How Does AdBlue Work?

AdBlue is a high purity aqueous urea solution used in SCR (selective catalytic reduction) diesel systems to reduce nitrogen oxide emissions. AdBlue is stored separately from the vehicle's diesel supply and works through a sensor located in the vehicle's exhaust system. The sensor measures the amount of solution injected into the vehicle's SCR system to ensure the emissions are safely converted into nitrogen and water.

The injection rate depends on the vehicle’s after-treatment system but is commonly 2 to 6 percent of diesel consumption volume. An electronic control unit measures and adjusts the addition of fluid relative to the engine’s operating speed and temperature.

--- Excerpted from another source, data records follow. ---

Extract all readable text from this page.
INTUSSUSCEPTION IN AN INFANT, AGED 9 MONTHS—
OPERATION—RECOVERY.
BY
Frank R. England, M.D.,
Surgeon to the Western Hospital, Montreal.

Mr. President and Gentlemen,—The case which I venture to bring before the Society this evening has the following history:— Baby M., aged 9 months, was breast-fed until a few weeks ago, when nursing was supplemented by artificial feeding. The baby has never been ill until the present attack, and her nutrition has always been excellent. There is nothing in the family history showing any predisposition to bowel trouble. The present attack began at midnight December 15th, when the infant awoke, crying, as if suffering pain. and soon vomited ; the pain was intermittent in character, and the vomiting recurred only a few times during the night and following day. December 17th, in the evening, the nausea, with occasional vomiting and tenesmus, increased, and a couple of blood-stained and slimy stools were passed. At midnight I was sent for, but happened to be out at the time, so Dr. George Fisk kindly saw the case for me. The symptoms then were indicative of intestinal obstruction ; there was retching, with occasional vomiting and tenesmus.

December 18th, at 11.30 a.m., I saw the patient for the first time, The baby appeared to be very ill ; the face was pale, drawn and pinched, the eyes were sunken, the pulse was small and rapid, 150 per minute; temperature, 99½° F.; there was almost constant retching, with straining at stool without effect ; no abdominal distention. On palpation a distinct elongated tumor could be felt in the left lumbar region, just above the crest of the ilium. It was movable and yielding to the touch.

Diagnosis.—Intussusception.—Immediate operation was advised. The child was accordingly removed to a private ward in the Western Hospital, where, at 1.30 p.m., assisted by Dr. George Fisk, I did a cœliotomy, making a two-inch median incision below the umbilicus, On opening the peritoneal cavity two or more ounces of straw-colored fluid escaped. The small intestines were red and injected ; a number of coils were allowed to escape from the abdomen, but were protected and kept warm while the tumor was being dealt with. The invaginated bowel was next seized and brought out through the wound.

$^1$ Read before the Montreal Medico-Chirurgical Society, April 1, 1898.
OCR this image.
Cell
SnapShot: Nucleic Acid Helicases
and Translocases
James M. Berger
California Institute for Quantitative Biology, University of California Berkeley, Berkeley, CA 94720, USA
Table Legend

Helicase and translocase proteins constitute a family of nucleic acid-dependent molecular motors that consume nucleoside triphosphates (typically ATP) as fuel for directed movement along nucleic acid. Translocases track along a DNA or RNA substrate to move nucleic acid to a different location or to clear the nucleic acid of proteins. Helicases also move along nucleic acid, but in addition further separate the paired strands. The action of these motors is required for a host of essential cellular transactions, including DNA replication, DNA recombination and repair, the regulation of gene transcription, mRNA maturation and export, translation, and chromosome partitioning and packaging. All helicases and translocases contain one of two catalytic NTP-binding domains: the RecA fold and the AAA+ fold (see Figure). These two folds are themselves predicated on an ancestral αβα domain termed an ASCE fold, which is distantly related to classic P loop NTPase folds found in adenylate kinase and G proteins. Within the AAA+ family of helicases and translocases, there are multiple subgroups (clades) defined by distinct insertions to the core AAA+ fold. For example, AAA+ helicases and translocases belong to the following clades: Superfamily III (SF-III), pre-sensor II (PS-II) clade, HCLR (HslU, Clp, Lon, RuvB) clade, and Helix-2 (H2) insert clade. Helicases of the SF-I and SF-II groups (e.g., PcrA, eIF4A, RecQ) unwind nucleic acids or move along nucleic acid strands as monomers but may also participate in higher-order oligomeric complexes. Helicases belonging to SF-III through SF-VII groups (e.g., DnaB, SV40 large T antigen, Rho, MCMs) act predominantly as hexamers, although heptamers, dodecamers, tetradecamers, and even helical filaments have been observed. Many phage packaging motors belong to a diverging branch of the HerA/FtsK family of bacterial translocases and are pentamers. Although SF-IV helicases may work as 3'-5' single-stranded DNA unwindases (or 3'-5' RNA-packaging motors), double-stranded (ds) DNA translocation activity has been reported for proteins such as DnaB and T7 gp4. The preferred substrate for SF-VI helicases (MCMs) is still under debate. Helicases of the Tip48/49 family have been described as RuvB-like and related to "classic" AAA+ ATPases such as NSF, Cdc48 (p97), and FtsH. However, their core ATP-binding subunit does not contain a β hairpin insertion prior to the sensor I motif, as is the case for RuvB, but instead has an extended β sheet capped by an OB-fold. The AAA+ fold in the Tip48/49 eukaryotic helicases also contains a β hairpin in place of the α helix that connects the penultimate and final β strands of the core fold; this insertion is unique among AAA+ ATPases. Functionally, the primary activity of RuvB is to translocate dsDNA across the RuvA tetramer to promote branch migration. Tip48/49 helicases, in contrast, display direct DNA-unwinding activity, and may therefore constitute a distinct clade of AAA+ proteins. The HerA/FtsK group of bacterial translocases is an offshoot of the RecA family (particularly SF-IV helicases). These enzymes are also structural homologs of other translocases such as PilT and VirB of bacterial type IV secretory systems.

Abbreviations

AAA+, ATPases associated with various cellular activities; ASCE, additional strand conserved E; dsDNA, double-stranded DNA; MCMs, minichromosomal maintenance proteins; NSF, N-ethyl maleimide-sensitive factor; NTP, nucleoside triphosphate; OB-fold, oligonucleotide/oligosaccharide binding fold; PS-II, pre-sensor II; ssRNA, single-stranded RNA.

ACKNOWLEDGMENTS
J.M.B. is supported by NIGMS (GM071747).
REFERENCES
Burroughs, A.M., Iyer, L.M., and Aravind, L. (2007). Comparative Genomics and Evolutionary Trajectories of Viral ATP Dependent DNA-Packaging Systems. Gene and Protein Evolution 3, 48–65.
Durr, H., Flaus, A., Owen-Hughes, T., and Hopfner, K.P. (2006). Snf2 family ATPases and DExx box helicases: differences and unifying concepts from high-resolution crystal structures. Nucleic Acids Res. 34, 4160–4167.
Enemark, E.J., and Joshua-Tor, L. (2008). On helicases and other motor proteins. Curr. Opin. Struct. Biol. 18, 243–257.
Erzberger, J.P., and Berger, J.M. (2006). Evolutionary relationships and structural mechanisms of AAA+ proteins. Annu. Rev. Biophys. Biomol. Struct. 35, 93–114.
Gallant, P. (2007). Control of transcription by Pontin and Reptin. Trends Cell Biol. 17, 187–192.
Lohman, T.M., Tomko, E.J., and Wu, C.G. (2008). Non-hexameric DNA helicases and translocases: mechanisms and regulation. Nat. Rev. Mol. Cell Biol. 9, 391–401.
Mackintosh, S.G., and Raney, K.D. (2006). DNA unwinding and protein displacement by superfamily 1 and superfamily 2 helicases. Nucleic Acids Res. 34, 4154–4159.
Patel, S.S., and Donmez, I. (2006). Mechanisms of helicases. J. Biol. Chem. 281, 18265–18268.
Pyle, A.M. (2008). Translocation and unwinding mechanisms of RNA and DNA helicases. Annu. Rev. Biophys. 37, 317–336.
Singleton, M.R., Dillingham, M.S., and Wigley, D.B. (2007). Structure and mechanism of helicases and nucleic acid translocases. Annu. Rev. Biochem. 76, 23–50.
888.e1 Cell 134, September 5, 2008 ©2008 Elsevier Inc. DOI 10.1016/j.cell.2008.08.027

SCR systems are common in thermal and fossil fuel power stations, gas turbines, large marine power vehicles and locomotive diesel engines. Combustion is optimized in these applications by achieving improved performance with a direct reduction of harmful emissions. Post-treatment stems from the basic principle that the chemical between nitrogen oxides and ammonia produce two relatively harmless substances: nitrogen and water vapor.

AdBlue contains 32.5 percent aqueous urea solution. AUS32 is nonflammable, nonexplosive and nontoxic. AdBlue is neither a fuel nor a fuel additive. It is a light colorless solution that reduces harmful emissions from diesel vehicles. AdBlue was developed to reduce the amount of harmful gases emitted from industrial or heavy goods vehicles.